This tutorial introduces the programming language Julia and the Knet deep learning framework. By the end, the reader should be able to define, train, evaluate, and visualize basic MLP, CNN, and RNN models. Each notebook is written to work stand-alone but they rely on concepts introduced in earlier notebooks, so I recommend reading them in order. Every Knet function outside of the standard Julia library is defined or explained before use.
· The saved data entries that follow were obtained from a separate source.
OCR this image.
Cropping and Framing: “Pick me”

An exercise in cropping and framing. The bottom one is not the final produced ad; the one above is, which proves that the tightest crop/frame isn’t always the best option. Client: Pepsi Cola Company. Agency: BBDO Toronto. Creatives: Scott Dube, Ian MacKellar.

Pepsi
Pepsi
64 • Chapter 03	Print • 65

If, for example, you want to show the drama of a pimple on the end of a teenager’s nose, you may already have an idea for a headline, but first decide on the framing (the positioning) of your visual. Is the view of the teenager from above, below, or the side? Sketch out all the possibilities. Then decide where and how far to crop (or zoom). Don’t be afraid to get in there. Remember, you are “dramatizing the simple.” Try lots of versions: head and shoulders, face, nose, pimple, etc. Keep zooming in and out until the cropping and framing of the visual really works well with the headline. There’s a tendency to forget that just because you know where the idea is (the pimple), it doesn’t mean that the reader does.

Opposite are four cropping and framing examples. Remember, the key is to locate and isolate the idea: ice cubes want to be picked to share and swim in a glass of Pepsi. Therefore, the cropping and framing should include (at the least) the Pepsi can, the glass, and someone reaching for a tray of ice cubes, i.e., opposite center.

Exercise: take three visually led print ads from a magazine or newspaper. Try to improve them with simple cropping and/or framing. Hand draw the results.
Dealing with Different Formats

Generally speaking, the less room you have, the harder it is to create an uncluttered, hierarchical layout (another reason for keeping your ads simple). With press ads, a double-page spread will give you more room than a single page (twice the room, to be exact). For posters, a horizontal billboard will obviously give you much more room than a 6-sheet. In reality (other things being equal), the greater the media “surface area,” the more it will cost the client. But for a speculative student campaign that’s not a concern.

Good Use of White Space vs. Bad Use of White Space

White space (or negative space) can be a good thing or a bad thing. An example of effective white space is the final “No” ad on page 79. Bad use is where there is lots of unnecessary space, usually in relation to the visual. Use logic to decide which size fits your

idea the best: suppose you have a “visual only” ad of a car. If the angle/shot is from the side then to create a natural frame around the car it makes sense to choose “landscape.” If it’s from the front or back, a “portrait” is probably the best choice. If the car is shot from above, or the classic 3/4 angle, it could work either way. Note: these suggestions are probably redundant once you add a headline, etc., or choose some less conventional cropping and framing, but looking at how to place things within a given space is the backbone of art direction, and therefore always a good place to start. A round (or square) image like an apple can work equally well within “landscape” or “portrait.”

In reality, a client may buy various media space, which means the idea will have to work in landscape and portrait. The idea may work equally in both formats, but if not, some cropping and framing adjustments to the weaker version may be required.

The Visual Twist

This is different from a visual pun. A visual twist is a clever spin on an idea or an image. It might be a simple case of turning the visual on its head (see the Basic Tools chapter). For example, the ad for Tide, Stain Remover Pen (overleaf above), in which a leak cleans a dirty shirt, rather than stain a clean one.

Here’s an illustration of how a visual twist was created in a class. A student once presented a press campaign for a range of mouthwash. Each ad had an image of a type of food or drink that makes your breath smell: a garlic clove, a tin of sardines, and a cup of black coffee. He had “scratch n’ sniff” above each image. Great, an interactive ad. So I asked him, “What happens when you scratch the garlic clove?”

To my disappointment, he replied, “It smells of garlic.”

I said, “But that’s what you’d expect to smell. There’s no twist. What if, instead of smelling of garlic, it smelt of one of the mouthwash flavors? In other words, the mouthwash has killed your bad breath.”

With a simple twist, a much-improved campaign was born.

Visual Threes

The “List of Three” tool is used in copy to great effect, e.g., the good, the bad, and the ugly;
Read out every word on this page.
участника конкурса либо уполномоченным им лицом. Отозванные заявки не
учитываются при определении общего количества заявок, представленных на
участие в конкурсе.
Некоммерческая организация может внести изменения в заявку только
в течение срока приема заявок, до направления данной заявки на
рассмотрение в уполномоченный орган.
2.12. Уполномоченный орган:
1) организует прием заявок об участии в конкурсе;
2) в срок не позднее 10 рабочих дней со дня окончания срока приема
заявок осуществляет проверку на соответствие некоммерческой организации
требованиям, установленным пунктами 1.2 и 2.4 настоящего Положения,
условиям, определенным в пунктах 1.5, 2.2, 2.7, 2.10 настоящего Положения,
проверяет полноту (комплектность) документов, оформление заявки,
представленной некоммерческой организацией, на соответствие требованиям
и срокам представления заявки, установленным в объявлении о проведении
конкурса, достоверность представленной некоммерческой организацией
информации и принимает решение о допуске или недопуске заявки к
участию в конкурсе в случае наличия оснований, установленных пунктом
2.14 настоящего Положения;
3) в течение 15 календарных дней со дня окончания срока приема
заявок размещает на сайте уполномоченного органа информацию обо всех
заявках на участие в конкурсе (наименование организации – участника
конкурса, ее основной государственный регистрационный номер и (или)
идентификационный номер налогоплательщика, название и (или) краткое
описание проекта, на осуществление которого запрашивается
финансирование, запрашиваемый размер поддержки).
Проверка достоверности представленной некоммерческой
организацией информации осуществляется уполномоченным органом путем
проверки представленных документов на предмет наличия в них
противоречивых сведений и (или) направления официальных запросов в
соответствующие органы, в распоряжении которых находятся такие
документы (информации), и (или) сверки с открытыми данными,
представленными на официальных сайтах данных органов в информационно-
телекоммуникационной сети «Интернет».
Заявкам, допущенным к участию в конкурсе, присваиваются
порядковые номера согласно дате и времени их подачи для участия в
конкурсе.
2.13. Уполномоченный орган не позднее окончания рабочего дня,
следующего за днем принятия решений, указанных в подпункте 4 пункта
To run the notebooks on a Jupyter server, start julia in this directory then install and run
IJulia by typing the following at the julia>
prompt: (see
IJulia.jl for more information).
julia> using Pkg
julia> Pkg.add("IJulia")
julia> using IJulia
julia> notebook()
These notebooks are also available in Google Drive which should let you run them on Google Colab provided you add Julia support first using the colab_install_julia notebook.
Contents:
- 00.Julia_is_fast: comparison of Julia's speed to C, Python and numpy.
- 01.Getting_to_know_Julia: basic Julia tutorial from juliabox.com.
- 02.mnist: introduction to the MNIST handwritten digit recognition dataset.
- 03.lin: define, train, visualize simple linear models, introduce gradients, SGD, using the GPU.
- 04.mlp: multi layer perceptrons, nonlinearities, model capacity, overfitting, regularization, dropout.
- 05.cnn: convolutional neural networks, sparse and shared weights using conv4 and pool operations.
- 06.rnn: introduction to recurrent neural networks.
- 07.imdb: a simple RNN sequence classification model for sentiment analysis of IMDB movie reviews.
- 08.charlm: a character based RNN language model that can write Shakespeare sonnets and Julia programs.
- 09.s2s: a sequence to sequence RNN model typically used for machine translation.